In this paper, the localized Trefftz method (LTM) is proposed to accurately and efficiently solve two-dimensional boundary value problems, governed by Laplace and biharmonic equations, in complex domains. The LTM is formed by combining the classical indirect Trefftz method and the localization approach, so the LTM, free from mesh and numerical quadrature, has great potential for solving large-scale problems. For problems in multiply-connected domains, the solutions expressions in the proposed LTM is much simpler and more compact than that in the conventional indirect Trefftz method due to the localization concept and the overlapping subdomains. In the proposed LTM, both of the interior nodes and boundary nodes are required and the algebraic equation at each node, represents the satisfaction of governing equation or boundary condition, can be derived by implementing the Trefftz method at every subdomain. By enforcing the satisfaction of governing equations at every interior node and of boundary conditions at every boundary node, a sparse system of linear algebraic equations can be yielded.
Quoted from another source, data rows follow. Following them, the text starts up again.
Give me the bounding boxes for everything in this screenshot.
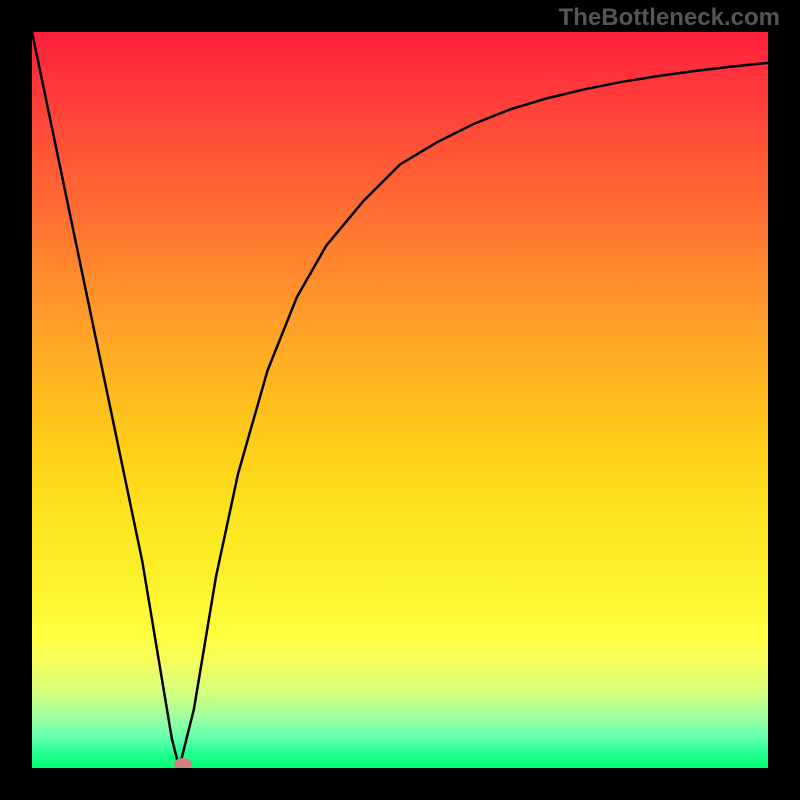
plot-area xyxy=(32,32,768,768)
curve-svg xyxy=(32,32,768,768)
bottleneck-curve xyxy=(32,32,768,768)
chart-container: TheBottleneck.com xyxy=(0,0,800,800)
optimal-point-marker xyxy=(174,758,192,768)
watermark-text: TheBottleneck.com xyxy=(559,4,780,32)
Then, the numerical solution of the proposed LTM can be efficiently obtained by solving the sparse system. Several numerical examples in simply-connected and multiply-connected domains are provided to demonstrate the accuracy and simplicity of the proposed LTM. Besides, the extremely-accurate solutions of the LTM are simultaneously demonstrated.

本文提出了局部Trefftz方法（LTM），以在复杂域中准确有效地解决由Laplace和双调和方程控制的二维边值问题。LTM是通过将经典的间接Trefftz方法和定位方法相结合而形成的，因此LTM不受网格和数值正交的影响，具有解决大规模问题的巨大潜力。对于多重连接域中的问题，由于本地化概念和子域的重叠，与常规的间接Trefftz方法相比，所提出的LTM中的解决方案表达式更简单，更紧凑。在提出的LTM中，既需要内部节点又需要边界节点，并且每个节点处的代数方程表示控制方程或边界条件的满足，可以通过在每个子域上实现Trefftz方法来派生。通过加强每个内部节点上的控制方程和每个边界节点上的边界条件的满足，可以产生线性代数方程的稀疏系统。然后，通过求解稀疏系统，可以有效地获得所提出的LTM的数值解。提供了几个简单连接域和多重连接域中的数值示例，以证明所提出的LTM的准确性和简单性。此外，还同时展示了LTM的极其精确的解决方案。通过求解稀疏系统，可以有效地获得所提出的LTM的数值解。提供了几个简单连接域和多重连接域中的数值示例，以证明所提出的LTM的准确性和简单性。此外，还同时展示了LTM的极其精确的解决方案。通过求解稀疏系统，可以有效地获得所提出的LTM的数值解。提供了几个简单连接域和多重连接域中的数值示例，以证明所提出的LTM的准确性和简单性。此外，还同时展示了LTM的极其精确的解决方案。